OK, so maybe a video of a car getting crunched by a train isn’t your favorite thing.
It isn’t UTA’s either, or the Union Pacific’s.
Those cars ding up their engines something awful. They scrape the paint and make crunching and crashing noises. Then there’s the people inside the cars, screaming all over the place.
Dying. Who needs it?
Which is why Operation Lifesaver, a statewide education program to prevent train-people confrontations, just spent $16,000 on a very large mural and two computerized educational kiosks at Union Station. Their goal is to keep people from getting run over by trains, squashed by trains, cut into little bits by trains and killed by trains.
|Vern Keesler in front of new mural|
The new mural and kiosks are in the Utah State Railroad Museum housed in Union Station. Operation Lifesaver had a ribbon cutting Monday night to let folks they are there, but they’ve actually been operational for several weeks and are seeing good business.

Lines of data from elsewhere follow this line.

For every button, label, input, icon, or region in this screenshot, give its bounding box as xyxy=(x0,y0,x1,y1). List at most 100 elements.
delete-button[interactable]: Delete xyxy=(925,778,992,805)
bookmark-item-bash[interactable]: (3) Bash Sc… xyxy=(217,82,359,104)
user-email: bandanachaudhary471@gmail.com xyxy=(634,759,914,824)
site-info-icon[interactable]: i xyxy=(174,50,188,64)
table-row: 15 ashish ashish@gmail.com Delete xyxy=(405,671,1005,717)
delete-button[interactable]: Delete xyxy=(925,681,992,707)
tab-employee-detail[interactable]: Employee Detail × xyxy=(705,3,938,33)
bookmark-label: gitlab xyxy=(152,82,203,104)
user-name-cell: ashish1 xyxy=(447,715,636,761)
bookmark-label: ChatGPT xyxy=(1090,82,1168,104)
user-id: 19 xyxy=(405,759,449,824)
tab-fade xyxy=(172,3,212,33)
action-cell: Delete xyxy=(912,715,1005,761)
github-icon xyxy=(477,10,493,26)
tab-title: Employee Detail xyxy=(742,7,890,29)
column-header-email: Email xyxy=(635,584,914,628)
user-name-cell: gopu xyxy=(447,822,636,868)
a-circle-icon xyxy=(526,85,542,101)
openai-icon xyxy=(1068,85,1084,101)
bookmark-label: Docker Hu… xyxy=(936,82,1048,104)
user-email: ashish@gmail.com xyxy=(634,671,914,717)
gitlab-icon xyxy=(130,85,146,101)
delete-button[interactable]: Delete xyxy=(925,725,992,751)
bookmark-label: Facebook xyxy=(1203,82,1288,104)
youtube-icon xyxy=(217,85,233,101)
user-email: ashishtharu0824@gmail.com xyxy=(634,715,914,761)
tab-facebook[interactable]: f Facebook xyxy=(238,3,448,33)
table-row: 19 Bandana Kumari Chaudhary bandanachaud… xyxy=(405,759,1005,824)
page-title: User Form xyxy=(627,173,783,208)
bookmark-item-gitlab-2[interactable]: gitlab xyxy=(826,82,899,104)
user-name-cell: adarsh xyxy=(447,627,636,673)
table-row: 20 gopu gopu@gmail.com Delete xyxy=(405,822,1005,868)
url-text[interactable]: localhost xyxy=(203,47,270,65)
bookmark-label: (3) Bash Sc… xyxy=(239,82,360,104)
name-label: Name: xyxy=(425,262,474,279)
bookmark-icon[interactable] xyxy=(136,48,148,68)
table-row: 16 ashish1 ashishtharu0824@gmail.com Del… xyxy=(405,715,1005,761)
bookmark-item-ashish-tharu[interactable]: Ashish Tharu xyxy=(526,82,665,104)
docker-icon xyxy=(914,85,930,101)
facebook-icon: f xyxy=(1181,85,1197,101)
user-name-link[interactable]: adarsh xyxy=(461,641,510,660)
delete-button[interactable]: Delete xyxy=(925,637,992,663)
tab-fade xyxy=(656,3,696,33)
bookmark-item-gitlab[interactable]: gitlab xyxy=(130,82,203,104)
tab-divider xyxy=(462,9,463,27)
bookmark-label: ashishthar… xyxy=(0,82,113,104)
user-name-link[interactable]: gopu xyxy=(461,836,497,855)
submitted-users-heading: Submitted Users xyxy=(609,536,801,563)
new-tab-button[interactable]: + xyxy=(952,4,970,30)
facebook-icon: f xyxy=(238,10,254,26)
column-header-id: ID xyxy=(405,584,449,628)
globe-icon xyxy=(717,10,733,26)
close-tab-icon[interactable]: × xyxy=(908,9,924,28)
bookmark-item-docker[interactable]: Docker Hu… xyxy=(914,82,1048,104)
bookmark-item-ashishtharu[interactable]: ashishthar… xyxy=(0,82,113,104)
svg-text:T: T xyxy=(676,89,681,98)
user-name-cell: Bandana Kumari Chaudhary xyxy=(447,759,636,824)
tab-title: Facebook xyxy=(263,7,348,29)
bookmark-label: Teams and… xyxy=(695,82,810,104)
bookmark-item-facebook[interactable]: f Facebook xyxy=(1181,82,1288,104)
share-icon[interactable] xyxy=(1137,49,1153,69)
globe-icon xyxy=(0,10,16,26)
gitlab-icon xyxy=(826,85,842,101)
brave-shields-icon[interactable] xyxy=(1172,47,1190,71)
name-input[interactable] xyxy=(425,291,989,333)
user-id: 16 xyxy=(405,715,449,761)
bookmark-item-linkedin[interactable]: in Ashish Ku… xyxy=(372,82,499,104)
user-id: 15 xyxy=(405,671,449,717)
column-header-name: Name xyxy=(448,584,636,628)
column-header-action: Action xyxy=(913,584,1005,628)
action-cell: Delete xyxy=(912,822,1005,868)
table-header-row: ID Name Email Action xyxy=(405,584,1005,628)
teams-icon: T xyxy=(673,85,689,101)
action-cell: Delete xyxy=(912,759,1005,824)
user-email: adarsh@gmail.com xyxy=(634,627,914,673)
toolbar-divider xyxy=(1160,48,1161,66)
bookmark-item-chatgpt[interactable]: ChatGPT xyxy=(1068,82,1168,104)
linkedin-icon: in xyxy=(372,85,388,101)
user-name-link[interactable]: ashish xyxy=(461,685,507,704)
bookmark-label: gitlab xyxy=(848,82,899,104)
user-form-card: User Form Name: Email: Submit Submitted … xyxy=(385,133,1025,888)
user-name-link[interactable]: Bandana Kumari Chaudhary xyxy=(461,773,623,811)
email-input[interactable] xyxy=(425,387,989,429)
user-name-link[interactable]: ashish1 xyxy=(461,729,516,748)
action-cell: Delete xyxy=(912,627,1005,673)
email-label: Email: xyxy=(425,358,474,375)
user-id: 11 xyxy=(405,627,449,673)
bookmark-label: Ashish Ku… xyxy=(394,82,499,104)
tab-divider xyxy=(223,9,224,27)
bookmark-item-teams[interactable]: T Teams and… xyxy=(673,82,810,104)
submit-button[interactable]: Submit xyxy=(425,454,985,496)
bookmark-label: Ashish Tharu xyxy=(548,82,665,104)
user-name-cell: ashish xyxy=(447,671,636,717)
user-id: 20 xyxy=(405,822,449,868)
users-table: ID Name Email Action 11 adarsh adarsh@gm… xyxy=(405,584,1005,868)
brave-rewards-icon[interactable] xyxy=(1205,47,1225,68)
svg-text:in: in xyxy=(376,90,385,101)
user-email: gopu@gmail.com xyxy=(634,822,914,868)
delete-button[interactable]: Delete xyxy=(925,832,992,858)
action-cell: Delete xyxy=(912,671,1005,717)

Vern Keesler, Operation Lifesaver state coordinator, said he’s already had to refill the racks of coloring books and other information. He said the kiosks contain several public service announcements and interactive games designed to show visitors the dangers of playing around trains, trying to beat trains across crossings, and even trying to get onto trains.
Everyone has a favorite horror story. Norm Nelson, Brigham City, is on the Operation Lifesaver board of directors. He said he knows a guy who was the conductor on a freight that hit a car full of kids in Box Elder County several years ago, killing three.
Apparently the kids were playing a common game where they try to chase the train, seeing how close they can beat it to a crossing and pass in front of it. The kids timing was off just a smidge, and the conductor saw it all.
“He never got over it,” Norm said. “He said he could always just see that little girl’s face looking up,” just before the car was hit.
|Sherry Ferrin cuts the ribbon for Operation|
Lifesaver kiosks in Union Station
UTA Chief Safety Officer Dave Geores, who is also on the Operation Lifesaver board, said the effort is working. “We’ve reduced our incidents and accidents over 50 percent since expanding our partnership with Operation Lifesaver in the last three years,” he said. Utah’s record “is the envy of Operation Lifesaver nationally.”
Sherry Ferrin did the huge murals, showing a Union Pacific and UTA FrontRunner engine barreling down the track. She did them in three months last winter, dealing with the massive job and the station’s erratic heating system.
“It’s more painted instead of just like a mural,” she said. “It’s one I wanted to have a lot of feeling and more emotion.”
Which it has. The painted engines are such a massive scale that they feel as if they’re bearing down on you while you stand there.
Which is the point. When one of those things is coming at you for real, it can’t stop and you will die.
|Commissioner Jan Zogmaister and UTA Public Affairs|
specialist Kent Jorgensen.
Weber County Commissioner Jan Zogmaister, who also chairs the Utah State Railroad Museum Authority, said Operation Lifesaver will be increasingly critical as Weber County, and all of Utah, grows.
“Transportation has changed as we have more and more trains and more and more growth and a lot of that growth is in rural areas where trains are operating,” she said.
Trains really aren’t anything to fool around with. They’re so massive that you might as well not be there, which means the train doesn’t really care if you are under its wheels. Does a steamroller care if it runs over an ant?
I still remember, years ago, talking to a hobo I found sleeping in the yards. He was a veteran of many rides, and I remember he only had one leg.
What happened to the other?
He fell asleep by the tracks, probably as a result of alcohol. Whatever, he woke up with a train bearing down and couldn’t get out of the way in time.
He said the steel wheel slid through is leg like a hot knife through butter. “It just rolled right through me,” he said.
And if that image doesn’t keep you away from trains, go check out the kiosks. They’ve got lots more.